Medical schemes are non-profit mutual entities owned collectively by their members. There exists no profit motive, and subsequently no motivation to manage costs or improve efficiencies save for the goodwill and intent of the officers managing the scheme. But herein lies the rub – the vast majority of medical schemes employ exactly one person, a chief executive called a principal officer who reports to a board of non-executive trustees.
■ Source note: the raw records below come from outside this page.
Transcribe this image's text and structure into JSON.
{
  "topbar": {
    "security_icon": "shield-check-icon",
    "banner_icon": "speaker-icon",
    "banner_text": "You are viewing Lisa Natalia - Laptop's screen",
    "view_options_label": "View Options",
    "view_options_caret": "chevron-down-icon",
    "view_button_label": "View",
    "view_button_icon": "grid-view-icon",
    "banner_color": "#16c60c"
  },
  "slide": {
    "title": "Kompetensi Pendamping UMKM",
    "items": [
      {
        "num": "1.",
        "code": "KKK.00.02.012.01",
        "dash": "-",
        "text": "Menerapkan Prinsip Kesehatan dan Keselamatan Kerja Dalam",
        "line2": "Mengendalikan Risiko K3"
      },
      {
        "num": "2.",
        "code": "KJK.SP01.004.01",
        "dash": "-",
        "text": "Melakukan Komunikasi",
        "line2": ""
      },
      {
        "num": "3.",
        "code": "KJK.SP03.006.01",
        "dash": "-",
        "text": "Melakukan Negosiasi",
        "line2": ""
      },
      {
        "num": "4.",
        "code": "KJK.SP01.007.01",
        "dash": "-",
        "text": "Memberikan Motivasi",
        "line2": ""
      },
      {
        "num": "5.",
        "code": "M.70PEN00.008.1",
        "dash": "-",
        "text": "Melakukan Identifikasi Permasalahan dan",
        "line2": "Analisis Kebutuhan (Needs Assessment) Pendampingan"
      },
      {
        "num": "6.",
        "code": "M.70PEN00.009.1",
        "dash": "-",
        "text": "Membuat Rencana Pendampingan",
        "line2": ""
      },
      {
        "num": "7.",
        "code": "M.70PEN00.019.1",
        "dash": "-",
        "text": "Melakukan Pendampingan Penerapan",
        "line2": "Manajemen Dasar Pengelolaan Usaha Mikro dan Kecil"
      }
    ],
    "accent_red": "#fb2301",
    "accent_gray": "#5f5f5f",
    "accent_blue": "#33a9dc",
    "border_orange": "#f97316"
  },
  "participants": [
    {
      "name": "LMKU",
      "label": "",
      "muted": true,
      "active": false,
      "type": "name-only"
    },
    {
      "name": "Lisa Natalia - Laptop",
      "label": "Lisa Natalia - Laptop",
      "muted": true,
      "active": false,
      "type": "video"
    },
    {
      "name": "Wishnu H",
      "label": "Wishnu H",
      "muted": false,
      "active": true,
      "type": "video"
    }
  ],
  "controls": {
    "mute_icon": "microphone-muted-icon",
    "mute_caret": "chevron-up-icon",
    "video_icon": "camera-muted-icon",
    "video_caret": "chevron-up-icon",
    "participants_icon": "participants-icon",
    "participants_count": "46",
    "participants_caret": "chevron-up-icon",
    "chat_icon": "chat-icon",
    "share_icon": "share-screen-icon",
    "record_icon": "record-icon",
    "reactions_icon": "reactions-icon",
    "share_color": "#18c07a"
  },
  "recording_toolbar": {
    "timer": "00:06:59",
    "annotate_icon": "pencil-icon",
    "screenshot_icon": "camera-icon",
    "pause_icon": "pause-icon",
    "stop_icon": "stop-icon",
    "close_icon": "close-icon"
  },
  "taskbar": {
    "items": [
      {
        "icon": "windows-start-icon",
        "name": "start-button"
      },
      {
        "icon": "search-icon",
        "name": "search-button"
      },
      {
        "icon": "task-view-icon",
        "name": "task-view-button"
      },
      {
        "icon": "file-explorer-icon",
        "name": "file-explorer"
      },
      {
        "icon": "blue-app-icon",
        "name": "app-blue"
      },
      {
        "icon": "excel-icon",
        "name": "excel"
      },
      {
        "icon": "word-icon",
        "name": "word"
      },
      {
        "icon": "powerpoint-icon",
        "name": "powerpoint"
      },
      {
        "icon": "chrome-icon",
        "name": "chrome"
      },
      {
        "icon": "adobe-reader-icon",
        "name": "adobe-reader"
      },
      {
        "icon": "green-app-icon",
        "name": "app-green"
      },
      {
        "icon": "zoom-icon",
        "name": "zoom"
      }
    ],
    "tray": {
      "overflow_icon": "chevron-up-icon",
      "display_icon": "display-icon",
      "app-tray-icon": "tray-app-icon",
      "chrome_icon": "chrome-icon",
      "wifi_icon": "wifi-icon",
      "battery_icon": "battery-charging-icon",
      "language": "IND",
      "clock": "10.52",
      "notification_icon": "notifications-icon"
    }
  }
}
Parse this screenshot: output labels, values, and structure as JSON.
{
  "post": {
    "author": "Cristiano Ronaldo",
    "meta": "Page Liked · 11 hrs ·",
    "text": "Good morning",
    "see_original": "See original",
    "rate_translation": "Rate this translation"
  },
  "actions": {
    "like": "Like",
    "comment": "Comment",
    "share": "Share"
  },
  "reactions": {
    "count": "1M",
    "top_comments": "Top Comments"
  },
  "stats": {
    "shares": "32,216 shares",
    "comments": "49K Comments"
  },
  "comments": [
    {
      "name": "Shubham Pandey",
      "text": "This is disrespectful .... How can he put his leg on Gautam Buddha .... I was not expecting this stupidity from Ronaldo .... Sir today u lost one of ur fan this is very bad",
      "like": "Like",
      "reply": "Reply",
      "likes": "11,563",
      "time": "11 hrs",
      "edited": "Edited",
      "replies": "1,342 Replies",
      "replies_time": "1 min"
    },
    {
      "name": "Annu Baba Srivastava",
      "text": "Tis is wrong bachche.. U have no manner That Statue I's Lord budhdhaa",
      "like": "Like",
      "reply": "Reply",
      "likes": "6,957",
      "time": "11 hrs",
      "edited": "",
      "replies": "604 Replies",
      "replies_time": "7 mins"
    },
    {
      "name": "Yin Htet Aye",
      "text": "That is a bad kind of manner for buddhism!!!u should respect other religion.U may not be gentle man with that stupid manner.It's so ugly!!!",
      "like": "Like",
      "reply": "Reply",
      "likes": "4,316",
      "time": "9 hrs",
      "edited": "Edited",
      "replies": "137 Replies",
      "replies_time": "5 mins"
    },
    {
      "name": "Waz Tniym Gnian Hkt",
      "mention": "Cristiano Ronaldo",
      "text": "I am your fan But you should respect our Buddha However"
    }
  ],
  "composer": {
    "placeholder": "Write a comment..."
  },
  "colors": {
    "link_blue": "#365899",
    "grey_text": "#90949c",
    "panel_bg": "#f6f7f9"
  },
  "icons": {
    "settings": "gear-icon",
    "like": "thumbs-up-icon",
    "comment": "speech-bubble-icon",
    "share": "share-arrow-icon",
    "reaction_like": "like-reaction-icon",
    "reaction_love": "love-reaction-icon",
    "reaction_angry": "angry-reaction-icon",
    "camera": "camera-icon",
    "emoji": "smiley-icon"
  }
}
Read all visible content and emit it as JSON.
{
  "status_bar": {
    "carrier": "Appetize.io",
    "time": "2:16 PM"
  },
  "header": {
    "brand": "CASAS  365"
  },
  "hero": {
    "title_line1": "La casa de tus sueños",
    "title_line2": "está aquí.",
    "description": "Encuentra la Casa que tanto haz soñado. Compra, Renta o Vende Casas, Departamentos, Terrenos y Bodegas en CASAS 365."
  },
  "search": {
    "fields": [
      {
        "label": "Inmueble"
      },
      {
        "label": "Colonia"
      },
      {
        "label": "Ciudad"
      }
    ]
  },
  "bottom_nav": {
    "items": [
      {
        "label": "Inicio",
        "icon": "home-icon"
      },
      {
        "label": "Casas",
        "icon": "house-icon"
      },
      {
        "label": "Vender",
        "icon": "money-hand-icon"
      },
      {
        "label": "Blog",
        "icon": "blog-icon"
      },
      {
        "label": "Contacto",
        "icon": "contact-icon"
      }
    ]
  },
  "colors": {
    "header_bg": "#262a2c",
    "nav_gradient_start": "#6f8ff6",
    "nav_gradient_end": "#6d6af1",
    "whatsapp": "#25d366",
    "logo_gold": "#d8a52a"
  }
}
The balance of all services required by a medical scheme, such as administrative, managed care, actuarial and clinical services are outsourced to for-profit entities.
The oversight required to manage the numerous technical and complex aspects of a medical scheme business is onerous enough for even a large management team, let alone a single person. Hence, the only manner to effectively achieve this oversight is to align the interests of all stakeholders contracted to the scheme, since they would be servicing their own self-interests whilst simultaneously achieving those of the scheme.
The blanket removal of this principle in the medical schemes industry left schemes out on their own, with no other legal entity involved in the financing of private healthcare truly taking risk. It has become a zero-sum game where these “non-profit schemes” carry all the risks and for-profit outsourced sub-contractors can wrap their services around the scheme with less consideration of value.
Effectively, the removal of “skin in the game” took the focus away from value and infused complacency in its place, which brings me to the essence of my argument.
Given that reinsurance has been virtually excised through regulatory intervention from the industry, the only protective mechanism that has been available to medical schemes for many years has been the building of their reserves.
But building reserves alone is a very blunt instrument, capable only of cushioning aberrations from the expected — such as pandemics.
Sidley infers from the sole attribute of large reserves that we have a sustainable private healthcare system. It is stable for the short-term, because of these reserves, but it cannot by any measure be considered sustainable.
As the HMI found after six years of evidence gathering in 2018, the industry is not as efficient or as cost-effective as it should be and suffers from a multitude of, thankfully, rectifiable problems. Some of this concerns the lack of alignment-of-interest principle but it also deals with a number of other weaknesses within the sector.
Fortunately, the HMI also went about developing a meticulous blueprint, something that the government could implement to improve the long-term sustainability of the private sector.
If the government now wishes to leverage off the positive consequences (ie the financial reserves) of the prudence of medical schemes, managed effectively under difficult circumstances over the past 20 years, then the least they could do is to recognise it as a valuable sector of our economy.
In doing so they could revise their NHI proposals to be more inclusive and include medical schemes as parallel insurers with the NHI Fund, and then implement the essential reforms that the government itself initiated via the establishment of the Health Market Inquiry.